Timetabling for many CST posts partly reflects their origin from former SHO posts and partly the design of programmes, which is dictated to support service provision. As a result, posts have been restricted by short-term attachments that have limited training with reduced exposure to and support from trainers. This adds to the frustration of moving hospitals frequently. Twelve-month attachments should become the preferred approach to provide stability while including internal specialty/subspecialty rotations. In addition, timetabling must ensure protected scheduled access to the operating theatre and outpatient clinics, with defined education outcomes. There are a number of examples of dedicating training opportunities that should be spread across CST. Furthermore, trainers should have dedicated sessional time for one-to-one/small-group teaching at least weekly, thus ‘professionalising’ their role.

The GMC is revising its standards for curricula and assessment, with an emphasis on outcomes. This is a deliberate move away from the ‘tick-box culture’ that has evolved during the past few years, reflecting the granular nature of curricula and workplace-based assessments. The definition of an outcomes curriculum is based upon those tasks (alternatively referred to as ‘entrusted professional activities’ – EPAs) that form part of the working week. An example is the ability to manage an on-call duty of unselected emergency admissions. Satisfactory completion of such an EPA would be underpinned by the knowledge, clinical and technical skills to manage the variety of patients admitted. The assessment is intended to be a more global view using existing WBAs as required to evaluate specific concerns. This will require definition of those EPAs specific to core training, which should be embedded in a more modular design of the curriculum, thereby increasing individual flexibility.

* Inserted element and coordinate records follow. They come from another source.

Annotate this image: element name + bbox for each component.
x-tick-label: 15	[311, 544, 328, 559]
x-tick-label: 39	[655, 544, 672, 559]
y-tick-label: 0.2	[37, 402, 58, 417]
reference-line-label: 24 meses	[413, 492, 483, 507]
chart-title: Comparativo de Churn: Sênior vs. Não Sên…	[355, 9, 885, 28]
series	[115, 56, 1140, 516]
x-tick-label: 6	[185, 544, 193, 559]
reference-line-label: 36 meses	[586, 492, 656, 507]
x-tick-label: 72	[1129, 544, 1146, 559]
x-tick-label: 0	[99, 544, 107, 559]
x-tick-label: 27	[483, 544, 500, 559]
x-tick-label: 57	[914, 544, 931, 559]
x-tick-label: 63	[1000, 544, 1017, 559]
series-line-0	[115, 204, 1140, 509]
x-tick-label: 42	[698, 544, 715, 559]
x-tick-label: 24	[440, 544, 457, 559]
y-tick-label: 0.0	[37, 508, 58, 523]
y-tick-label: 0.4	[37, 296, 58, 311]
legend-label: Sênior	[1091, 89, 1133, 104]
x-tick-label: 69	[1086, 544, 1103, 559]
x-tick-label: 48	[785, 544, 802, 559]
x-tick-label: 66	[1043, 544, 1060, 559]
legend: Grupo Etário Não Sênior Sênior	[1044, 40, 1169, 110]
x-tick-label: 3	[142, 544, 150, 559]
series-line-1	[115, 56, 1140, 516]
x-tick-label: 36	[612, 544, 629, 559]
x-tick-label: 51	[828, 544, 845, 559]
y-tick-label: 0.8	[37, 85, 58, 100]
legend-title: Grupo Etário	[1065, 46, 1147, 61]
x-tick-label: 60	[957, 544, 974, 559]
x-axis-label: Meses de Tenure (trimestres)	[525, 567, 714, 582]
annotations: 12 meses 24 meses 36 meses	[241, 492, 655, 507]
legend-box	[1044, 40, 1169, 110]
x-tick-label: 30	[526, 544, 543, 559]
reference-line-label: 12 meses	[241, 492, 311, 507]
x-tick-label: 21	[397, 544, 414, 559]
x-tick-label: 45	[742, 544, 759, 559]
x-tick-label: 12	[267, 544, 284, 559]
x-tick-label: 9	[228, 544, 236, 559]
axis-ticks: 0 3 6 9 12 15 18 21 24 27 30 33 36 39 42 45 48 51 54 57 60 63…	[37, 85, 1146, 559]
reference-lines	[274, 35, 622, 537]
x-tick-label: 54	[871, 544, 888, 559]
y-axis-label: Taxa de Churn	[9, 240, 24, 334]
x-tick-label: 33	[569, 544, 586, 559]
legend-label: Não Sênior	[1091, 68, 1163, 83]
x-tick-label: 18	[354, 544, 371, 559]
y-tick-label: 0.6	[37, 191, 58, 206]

Finally, there needs to be appropriate support for trainers with time for training in job plans, the lack of which is a consistent feature in the JCST trainers’ survey. This will be facilitated by the GMC approval process but employer recognition in providing educational PAs is essential. It is also incumbent on trainers to ensure they are up to date with their understanding of these evolving processes and appreciate their responsibility to the trainees under their supervision.

The challenges facing surgical training have been exacerbated by the various pressures within healthcare. These have resulted in significant levels of dissatisfaction among trainees, which have potential adverse effects on the future workforce. The majority of surgical trainees have decided on a surgical career to combine patient care with the practical craft aspects of the specialty. The proposals described in this report are intended to improve the quality and experience of surgical training. Some will be straightforward to introduce but others will require a collaborative approach with educational stakeholders. However, it is hoped that these will address the discontent among trainees and ensure surgery remains a popular career choice.